I'm writing a generalized function wrapper, that can wrap any function into a lua-style call, which has the form
int lua_function( lua_State *L)
And I wish the wrapper function is generated on-the-fly, so I'm thinking of passing the function as a template argument. This is trivial if you know the number (e.g, 2) of arguments:
template <typename R, typename Arg1, typename Arg2, R F(Arg1, Args)>
struct wrapper
However, I don't know the number, so I beg for variadic template argument for help
// This won't work
template <typename R, typename... Args, R F(Args...)>
struct wrapper
The above won't compile, since variadic argument has to be the last one. So I use two level template, the outer template captures types, the inner template captures the function:
template <typename R, typename... Args>
struct func_type<R(Args...)>
{
// Inner function wrapper take the function pointer as a template argument
template <R F(Args...)>
struct func
{
static int call( lua_State *L )
{
// extract arguments from L
F(/*arguments*/);
return 1;
}
};
};
That works, except that to wrap a function like
double sin(double d) {}
the user has to write
func_type<decltype(sin)>::func<sin>::apply
which is tedious. The question is: is there any better, user-friendlier way to do it? (I can't use a function template to wrap the whole thing, coz a function parameter can't be used as a template argument.)

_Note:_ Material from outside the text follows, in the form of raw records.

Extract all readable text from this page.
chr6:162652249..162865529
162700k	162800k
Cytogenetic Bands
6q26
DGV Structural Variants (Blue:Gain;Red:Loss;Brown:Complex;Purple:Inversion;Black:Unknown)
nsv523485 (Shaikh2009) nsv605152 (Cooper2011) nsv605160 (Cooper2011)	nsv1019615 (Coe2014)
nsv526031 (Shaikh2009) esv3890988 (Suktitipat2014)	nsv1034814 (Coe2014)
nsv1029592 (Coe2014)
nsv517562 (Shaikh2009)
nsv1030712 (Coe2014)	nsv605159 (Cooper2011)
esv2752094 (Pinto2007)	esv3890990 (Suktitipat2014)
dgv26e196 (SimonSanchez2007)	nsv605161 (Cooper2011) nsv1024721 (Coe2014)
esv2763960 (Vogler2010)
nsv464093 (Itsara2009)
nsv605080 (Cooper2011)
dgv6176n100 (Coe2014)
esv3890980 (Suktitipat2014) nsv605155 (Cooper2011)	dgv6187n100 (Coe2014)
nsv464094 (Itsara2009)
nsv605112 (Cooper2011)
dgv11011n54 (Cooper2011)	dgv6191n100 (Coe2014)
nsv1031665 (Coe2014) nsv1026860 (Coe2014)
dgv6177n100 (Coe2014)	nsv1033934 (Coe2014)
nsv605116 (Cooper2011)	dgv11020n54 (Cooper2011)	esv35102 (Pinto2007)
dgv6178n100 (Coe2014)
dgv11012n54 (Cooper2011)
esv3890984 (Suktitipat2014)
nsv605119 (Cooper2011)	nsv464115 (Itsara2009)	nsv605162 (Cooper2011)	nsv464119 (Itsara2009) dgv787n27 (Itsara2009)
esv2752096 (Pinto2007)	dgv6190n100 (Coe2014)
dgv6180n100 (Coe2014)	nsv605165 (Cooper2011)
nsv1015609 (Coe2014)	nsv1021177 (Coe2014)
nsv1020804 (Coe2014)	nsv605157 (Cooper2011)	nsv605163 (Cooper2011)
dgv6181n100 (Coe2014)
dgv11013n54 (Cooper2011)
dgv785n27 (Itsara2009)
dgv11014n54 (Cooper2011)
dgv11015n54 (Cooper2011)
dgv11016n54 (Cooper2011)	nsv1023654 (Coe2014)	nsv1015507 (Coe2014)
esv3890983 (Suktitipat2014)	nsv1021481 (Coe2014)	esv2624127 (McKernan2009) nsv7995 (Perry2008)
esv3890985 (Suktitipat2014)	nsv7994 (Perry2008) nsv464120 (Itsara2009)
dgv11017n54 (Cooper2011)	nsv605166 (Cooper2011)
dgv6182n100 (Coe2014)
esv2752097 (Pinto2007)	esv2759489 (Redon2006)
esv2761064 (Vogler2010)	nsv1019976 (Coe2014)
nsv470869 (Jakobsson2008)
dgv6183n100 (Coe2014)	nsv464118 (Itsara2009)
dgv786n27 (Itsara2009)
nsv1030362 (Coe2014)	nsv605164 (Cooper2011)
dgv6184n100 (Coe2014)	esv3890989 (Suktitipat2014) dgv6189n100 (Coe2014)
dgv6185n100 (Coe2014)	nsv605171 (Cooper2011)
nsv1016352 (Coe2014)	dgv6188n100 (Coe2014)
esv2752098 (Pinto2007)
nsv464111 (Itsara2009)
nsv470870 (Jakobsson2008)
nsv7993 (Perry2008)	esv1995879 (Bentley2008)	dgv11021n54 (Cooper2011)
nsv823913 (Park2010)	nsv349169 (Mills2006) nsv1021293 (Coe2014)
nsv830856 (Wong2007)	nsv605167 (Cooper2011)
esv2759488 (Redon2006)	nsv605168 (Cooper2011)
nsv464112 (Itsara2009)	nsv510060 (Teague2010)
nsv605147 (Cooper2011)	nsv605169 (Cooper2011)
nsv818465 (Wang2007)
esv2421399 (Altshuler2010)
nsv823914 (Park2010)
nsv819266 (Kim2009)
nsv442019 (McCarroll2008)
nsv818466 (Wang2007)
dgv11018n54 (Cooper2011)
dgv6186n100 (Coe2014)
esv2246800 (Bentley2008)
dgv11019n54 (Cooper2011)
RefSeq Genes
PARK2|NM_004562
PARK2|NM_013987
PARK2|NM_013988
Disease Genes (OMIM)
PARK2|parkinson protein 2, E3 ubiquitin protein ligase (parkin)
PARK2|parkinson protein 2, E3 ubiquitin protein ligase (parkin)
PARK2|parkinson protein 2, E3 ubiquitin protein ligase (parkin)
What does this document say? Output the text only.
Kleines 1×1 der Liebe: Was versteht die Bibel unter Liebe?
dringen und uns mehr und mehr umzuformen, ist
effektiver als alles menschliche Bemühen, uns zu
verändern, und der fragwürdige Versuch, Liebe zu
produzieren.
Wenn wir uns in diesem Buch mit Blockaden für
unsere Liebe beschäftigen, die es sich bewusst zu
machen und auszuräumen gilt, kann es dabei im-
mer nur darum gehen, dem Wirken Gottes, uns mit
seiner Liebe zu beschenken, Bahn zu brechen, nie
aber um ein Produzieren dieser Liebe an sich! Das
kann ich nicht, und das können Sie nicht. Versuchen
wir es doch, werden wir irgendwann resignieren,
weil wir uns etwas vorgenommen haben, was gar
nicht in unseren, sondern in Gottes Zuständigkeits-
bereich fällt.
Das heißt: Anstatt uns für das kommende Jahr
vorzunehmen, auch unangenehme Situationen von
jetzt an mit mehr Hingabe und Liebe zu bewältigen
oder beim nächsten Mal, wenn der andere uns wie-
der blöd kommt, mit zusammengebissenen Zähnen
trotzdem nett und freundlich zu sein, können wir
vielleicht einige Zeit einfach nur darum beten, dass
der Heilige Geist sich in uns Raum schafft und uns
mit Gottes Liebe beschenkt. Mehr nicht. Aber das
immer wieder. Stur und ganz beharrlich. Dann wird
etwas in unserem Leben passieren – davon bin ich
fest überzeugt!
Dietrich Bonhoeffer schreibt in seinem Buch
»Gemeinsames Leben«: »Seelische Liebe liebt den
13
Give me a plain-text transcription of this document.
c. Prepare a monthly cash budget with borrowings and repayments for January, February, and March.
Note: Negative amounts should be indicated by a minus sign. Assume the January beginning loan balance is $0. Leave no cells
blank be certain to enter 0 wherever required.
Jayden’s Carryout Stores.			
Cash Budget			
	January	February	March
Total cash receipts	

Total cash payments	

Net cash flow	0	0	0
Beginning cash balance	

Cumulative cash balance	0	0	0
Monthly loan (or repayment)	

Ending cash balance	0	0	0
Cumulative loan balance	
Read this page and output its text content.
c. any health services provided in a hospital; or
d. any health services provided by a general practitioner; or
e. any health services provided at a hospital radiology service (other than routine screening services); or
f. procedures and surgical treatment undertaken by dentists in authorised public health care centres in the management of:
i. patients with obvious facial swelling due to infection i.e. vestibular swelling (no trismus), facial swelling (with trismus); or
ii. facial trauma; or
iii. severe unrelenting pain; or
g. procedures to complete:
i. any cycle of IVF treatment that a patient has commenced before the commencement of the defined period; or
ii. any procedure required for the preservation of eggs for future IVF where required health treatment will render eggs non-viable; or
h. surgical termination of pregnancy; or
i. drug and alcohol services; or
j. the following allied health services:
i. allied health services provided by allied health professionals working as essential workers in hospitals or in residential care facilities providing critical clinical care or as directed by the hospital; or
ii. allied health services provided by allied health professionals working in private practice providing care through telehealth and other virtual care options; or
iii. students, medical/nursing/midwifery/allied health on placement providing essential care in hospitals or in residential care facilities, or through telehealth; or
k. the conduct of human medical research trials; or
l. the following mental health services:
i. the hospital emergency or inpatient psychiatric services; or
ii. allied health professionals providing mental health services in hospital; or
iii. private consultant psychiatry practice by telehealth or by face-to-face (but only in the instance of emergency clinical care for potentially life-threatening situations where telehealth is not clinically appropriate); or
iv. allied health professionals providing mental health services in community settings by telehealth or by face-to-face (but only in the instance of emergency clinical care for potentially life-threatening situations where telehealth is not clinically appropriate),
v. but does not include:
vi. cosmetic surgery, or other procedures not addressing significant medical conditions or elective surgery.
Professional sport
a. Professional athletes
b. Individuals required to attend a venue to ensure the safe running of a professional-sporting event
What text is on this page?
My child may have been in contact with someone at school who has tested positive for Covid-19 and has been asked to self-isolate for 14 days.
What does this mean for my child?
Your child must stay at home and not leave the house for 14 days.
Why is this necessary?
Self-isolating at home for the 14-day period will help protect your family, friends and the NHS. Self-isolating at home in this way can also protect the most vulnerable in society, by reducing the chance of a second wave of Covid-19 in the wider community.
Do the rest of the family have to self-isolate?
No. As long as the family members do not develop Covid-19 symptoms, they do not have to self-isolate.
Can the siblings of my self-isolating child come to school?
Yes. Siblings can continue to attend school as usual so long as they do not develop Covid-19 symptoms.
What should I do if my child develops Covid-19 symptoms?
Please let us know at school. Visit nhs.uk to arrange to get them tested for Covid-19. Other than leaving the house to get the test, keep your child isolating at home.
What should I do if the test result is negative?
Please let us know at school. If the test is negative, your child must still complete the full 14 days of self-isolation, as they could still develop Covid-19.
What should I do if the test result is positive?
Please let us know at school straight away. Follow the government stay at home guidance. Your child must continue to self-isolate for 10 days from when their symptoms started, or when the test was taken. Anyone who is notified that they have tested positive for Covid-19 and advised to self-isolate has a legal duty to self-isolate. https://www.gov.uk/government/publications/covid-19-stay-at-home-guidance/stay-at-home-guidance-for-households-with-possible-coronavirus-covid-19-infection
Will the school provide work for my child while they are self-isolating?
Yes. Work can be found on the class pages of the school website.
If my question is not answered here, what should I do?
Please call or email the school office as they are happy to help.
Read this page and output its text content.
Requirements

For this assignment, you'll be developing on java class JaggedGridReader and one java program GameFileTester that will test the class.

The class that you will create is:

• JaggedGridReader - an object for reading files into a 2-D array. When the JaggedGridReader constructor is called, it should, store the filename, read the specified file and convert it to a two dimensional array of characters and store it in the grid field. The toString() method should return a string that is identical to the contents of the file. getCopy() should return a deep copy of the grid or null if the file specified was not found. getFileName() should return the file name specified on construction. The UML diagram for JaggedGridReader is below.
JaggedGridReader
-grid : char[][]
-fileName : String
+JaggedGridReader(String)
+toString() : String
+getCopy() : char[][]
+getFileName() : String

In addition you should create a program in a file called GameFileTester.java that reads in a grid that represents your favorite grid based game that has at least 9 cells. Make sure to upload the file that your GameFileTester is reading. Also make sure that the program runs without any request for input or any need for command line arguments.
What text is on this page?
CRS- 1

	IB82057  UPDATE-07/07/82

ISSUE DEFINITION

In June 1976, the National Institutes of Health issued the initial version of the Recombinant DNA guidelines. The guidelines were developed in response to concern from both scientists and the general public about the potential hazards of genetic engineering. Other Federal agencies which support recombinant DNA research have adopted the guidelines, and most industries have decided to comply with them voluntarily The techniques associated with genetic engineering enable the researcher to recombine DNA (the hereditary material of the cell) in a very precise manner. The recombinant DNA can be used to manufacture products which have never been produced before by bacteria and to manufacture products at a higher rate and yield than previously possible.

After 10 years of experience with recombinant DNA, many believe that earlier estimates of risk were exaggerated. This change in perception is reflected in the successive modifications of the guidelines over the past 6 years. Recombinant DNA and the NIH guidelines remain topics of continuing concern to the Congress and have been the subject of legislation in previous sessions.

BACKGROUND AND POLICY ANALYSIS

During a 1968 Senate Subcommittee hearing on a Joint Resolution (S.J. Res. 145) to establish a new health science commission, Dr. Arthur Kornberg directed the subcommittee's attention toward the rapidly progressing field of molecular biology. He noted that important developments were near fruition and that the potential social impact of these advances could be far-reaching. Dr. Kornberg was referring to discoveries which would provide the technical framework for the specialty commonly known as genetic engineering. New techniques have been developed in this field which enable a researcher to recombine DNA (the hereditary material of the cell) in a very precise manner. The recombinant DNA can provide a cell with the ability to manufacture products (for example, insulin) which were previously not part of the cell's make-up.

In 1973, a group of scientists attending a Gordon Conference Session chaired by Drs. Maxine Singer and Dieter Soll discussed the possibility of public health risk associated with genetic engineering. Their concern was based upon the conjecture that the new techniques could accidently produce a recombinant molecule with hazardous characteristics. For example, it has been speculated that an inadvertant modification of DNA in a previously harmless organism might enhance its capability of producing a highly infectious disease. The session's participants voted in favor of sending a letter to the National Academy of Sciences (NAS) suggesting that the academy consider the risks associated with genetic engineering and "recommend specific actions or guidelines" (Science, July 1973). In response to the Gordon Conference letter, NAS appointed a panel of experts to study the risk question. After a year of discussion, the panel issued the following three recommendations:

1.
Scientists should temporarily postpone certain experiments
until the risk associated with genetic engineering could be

Variadic functions are functions (e.g. std::printf) which take a variable number of arguments. To declare a variadic function, an ellipsis appears after the list of parameters, e.g. int printf(const char* format...);, which may be preceded by an optional comma.
With the variadic templates feature, you can define class or function templates that have any number (including zero) of parameters. To achieve this goal, this feature introduces a kind of parameter called parameter pack to represent a list of zero or more parameters for templates.
Variadic templates are class or function templates, that can take any variable(zero or more) number of arguments. In C++, templates can have a fixed number of parameters only that have to be specified at the time of declaration.
It takes one fixed argument and then any number of arguments can be passed. The variadic function consists of at least one fixed variable and then an ellipsis(…) as the last parameter. This enables access to variadic function arguments. *argN* is the last fixed argument in the variadic function.
Things like std::function
and std::result_of
use the following technique to do what you want regarding variadic templates:
template<typename Signature>
struct wrapper; // no base template
template<typename Ret, typename... Args>
struct wrapper<Ret(Args...)> {
// instantiated for any function type
};
You could expand the above to add a non-type Ret(&P)(Args...)
template parameter (pointers to function work just as well) but you'd still need a decltype
at the user level, i.e. wrapper<decltype(sin), sin>::apply
. Arguably it would be a legitimate use of the preprocessor if you decide to use a macro to remove the repetition.
template<typename Sig, Sig& S>
struct wrapper;
template<typename Ret, typename... Args, Ret(&P)(Args...)>
struct wrapper<Ret(Args...), P> {
int
static apply(lua_State*)
{
// pop arguments
// Ret result = P(args...);
// push result & return
return 1;
}
};
// &wrapper<decltype(sin), sin>::apply is your Lua-style wrapper function.
The above compiles with gcc-4.5 at ideone. Good luck with implementing the apply that (variadically) pops the arguments (leave me a comment if you open a question about that). Have you considered using Luabind?